Under these sudden changes of fortune it is seldom that the
sufferer remains amid the ruins of past prosperity. The human
instinct is to fly and hide. The wound heals more readily amongst
strangers. The material evils of life are never so intolerable as
the public loss of caste. It may be said that it is people, not
things, which cause most of the world's unhappiness. Mrs. Raymond
came to New York, where she had not a friend except the son she
brought with her, there to set herself with an undaunted heart to
earn the seventeen hundred dollars she had voluntarily taken on
her shoulders to repay.
George Raymond, her son, was then a boy of fifteen.

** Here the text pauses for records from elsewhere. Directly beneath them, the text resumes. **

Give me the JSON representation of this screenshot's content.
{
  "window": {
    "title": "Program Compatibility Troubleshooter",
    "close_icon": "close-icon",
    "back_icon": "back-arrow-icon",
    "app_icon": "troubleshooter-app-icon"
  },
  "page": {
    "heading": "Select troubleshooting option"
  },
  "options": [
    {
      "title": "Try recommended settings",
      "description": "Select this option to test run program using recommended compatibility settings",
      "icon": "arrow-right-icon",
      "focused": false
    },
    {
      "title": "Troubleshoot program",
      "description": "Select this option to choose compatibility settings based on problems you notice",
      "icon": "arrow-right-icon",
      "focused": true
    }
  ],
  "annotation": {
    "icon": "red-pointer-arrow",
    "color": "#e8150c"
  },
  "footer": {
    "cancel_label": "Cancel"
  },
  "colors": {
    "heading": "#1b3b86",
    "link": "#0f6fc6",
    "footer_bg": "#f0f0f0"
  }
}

High-strung,
high-spirited, with all the seriousness of a youngster who had
prematurely learned to think for himself, he had arrived at the
age when ineffaceable impressions are made and the tendencies of a
lifetime decided. Passionately attached to his father, he had lost
him in a way that would have made death seem preferable. He saw
his mother, so shortly before the great lady of a little town,
working out like a servant in other people's houses. The tragedy
of it all ate into his soul and overcame him with a sense of
hopelessness and despair. It would not have been so hard could he
have helped, even in a small way, towards the recovery of their
fortunes; but his mother, faithful even in direst poverty to her
New England blood, sent him to school, determined that at any
sacrifice he should finish his education.